Ask HN: Common sense emacs tutorial that doesn't assume I'm stupid? - baddox

I know there are tons of tutorials on anything I want that I could find via google.  However, I'm wondering if anyone knows of a good emacs tutorial that assumes I know why way around a command line and am familiar with programming.  I have recently read The Little Schemer and am currently reading SICP, and I am starving for a better Lisp workflow.  For example, interacting with my own code via a REPL is something I would love to experience.  I have read some tutorials and had a bit of success, but it's mostly skimming through either elementary stuff, or stuff that assumes I already know emacs.  Thanks a lot for any tips or links.
======
Fixnum
Emacs has pretty good/massive documentation: for help, just press "C-h t"
(Control-h, then t ...) for a tutorial. Or, type "M-x info" to get into info
mode and then scroll down to the Emacs section. Type 'h' in info mode for a
tutorial on info ...

Are you using Scheme or Common Lisp? For MIT Scheme or similar, you might want
to take the Emacs tutorial in Edwin instead (start MIT Scheme with the "-edit"
flag) since it contains Scheme-specific commands. Also check out
<http://www.gnu.org/software/mit-scheme/> and follow the directions to install
xscheme.elc - it gives you a Scheme-mode optimized for MIT Scheme. This
doesn't compare to SLIME mode for Common Lisp, but I don't know of a good
substitute.

That said, there are QUITE a lot of Emacs and Scheme-mode commands, and the
only way to learn them is through use. Once you're familiar with the basics
(motions and evaluating), you might take a list of commands you want to master
and put up two or three at a time, making a point of using them. Here's a very
limited and basic set of Emacs/Scheme commands:
[http://github.com/bcdarwin/SICP/blob/master/emacs_bindings_s...](http://github.com/bcdarwin/SICP/blob/master/emacs_bindings_sheet.html)

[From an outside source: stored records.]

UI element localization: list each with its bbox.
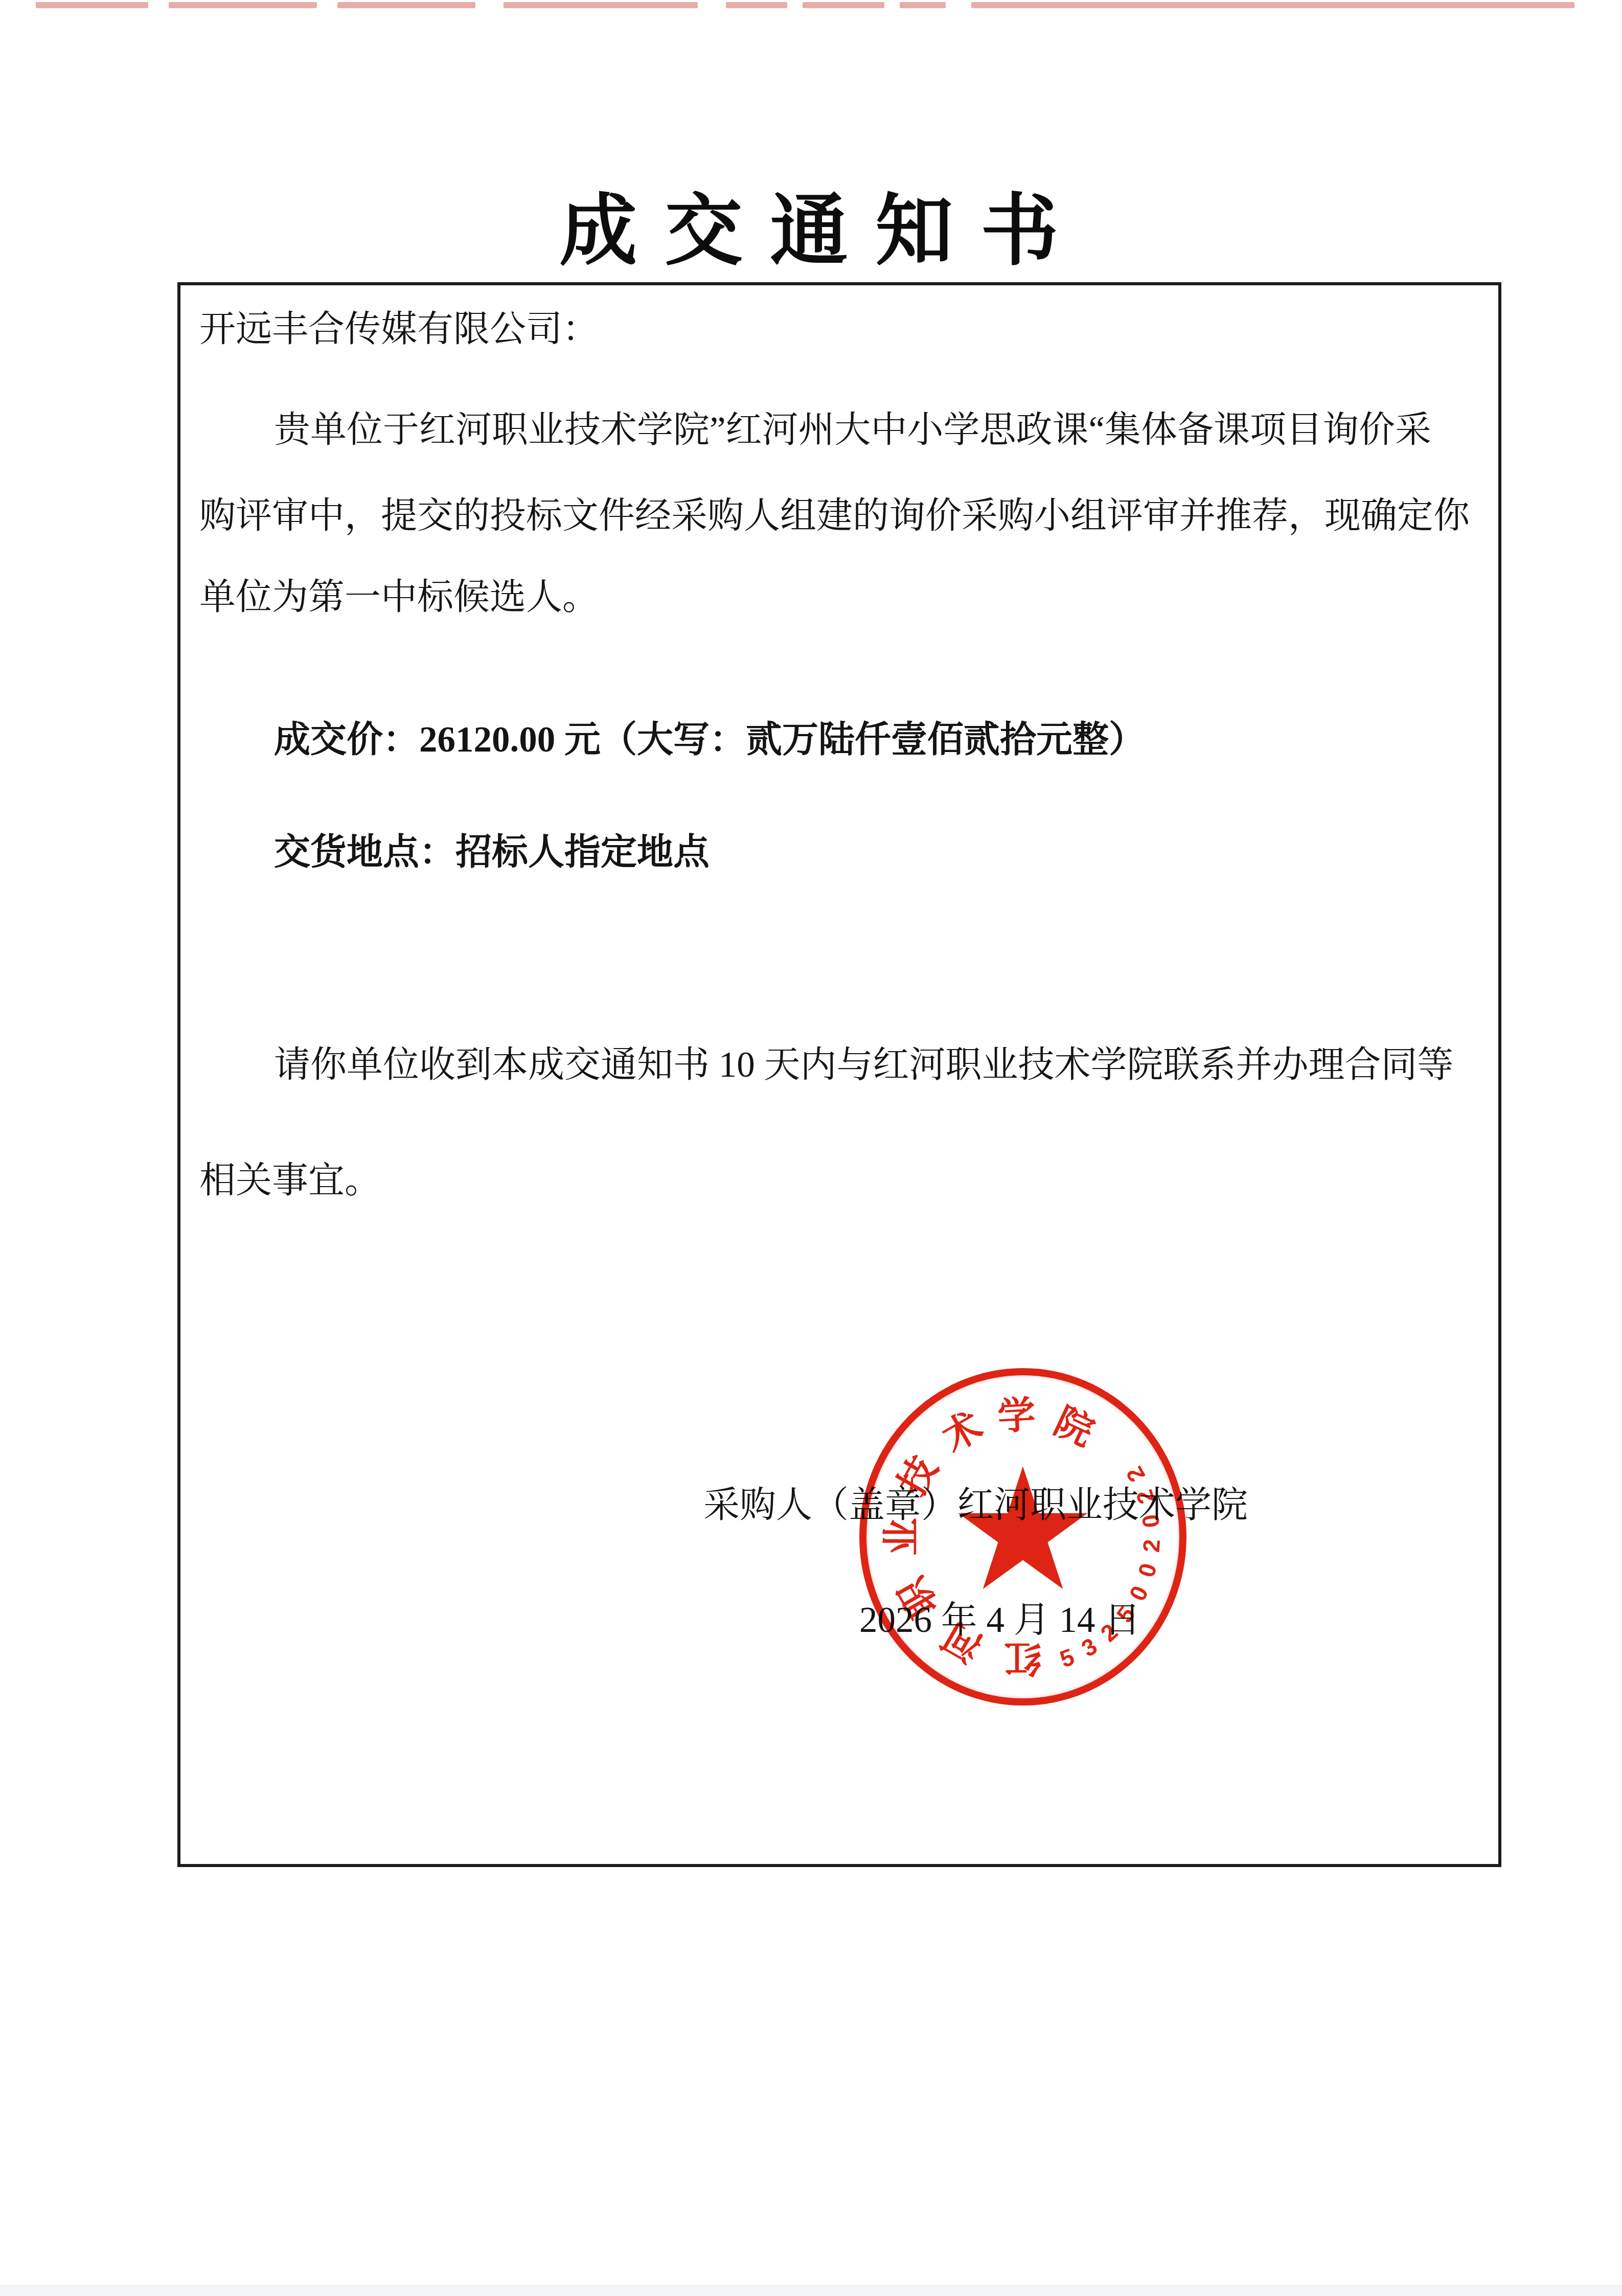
official-seal-stamp: ★ 红 河 职 业 技 术 学 院 5 3 2 5 0 0 2 0 2 2 [859, 1368, 1186, 1706]
page-title: 成 交 通 知 书 [0, 169, 1622, 280]
seal-star-icon: ★ [947, 1446, 1099, 1615]
scanned-award-notice-page: { "document": { "title": "成 交 通 知 书", "r… [0, 0, 1622, 2296]
scan-artifact-bottom-strip [0, 2285, 1622, 2296]
date-line: 2026 年 4 月 14 日 [859, 1599, 1140, 1642]
scan-artifact-top-strip [0, 2, 1622, 10]
scan-artifact-dash [803, 2, 884, 8]
seal-org-char: 院 [1049, 1402, 1099, 1452]
notice-paragraph-line-2: 相关事宜。 [199, 1160, 381, 1202]
recipient-line: 开远丰合传媒有限公司： [199, 308, 599, 351]
scan-artifact-dash [337, 2, 475, 8]
scan-artifact-dash [504, 2, 698, 8]
delivery-location-line: 交货地点：招标人指定地点 [274, 831, 710, 874]
letter-frame: 开远丰合传媒有限公司： 贵单位于红河职业技术学院”红河州大中小学思政课“集体备课… [177, 282, 1501, 1867]
body-paragraph-line-2: 购评审中，提交的投标文件经采购人组建的询价采购小组评审并推荐，现确定你 [199, 495, 1470, 538]
notice-paragraph-line-1: 请你单位收到本成交通知书 10 天内与红河职业技术学院联系并办理合同等 [274, 1044, 1454, 1087]
seal-ring [859, 1368, 1186, 1706]
seal-org-char: 学 [997, 1396, 1037, 1436]
body-paragraph-line-3: 单位为第一中标候选人。 [199, 576, 599, 619]
seal-serial-digit: 5 [1057, 1645, 1077, 1671]
seal-serial-digit: 2 [1122, 1463, 1149, 1486]
scan-artifact-dash [169, 2, 317, 8]
body-paragraph-line-1: 贵单位于红河职业技术学院”红河州大中小学思政课“集体备课项目询价采 [274, 409, 1431, 452]
scan-artifact-dash [971, 2, 1574, 8]
seal-org-char: 术 [936, 1406, 988, 1458]
scan-artifact-dash [900, 2, 946, 8]
seal-org-char: 红 [1004, 1639, 1042, 1677]
seal-serial-digit: 0 [1134, 1561, 1160, 1580]
price-line: 成交价：26120.00 元（大写：贰万陆仟壹佰贰拾元整） [274, 719, 1145, 762]
scan-artifact-dash [36, 2, 148, 8]
scan-artifact-dash [726, 2, 787, 8]
seal-serial-digit: 2 [1139, 1538, 1164, 1553]
purchaser-signature-line: 采购人（盖章）红河职业技术学院 [703, 1484, 1248, 1527]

There is also customization via the .emacs file or Emacs Lisp programming; see
the Emacs info documentation or the O'Reilly books on this.

------
mnemonicsloth
You might try the elisp programming intro. You can read it online at
<http://www.gnu.org/software/emacs/emacs-lisp-intro/>, but the right way to
access it is within emacs. It should have an entry in the list of top-level
nodes you'll see if you hit M-x info.

Emacs also has a built-in repl, the Interactive ELisp Mode. Hit M-x (alt-x)
and type ielm (your cursor will have jumped down to the minibuffer below the
mode line) and hit enter. You'll find yourself in a buffer with an elisp
prompt, where you can use tab completion and elisp's doc functions to do a lot
of learning:

    
    
      (documentation FOO)
      (apropos STRING)
    

documentation finds the docstring attached to function FOO and apropos
searches for functions whose names match STRING.

------
Ixiaus
DrScheme (included with PLT-Scheme) is best for learning Scheme IMHO - the
different language packs are really helpful, the stepper is AMAZING (using the
stepper was the only way I was able to grasp/see a continuation and collector
in real time).

Emacs is my primary programming environment but thus far DrScheme beats Emacs
with it's visual debugger and stepper - it is perfect for learning.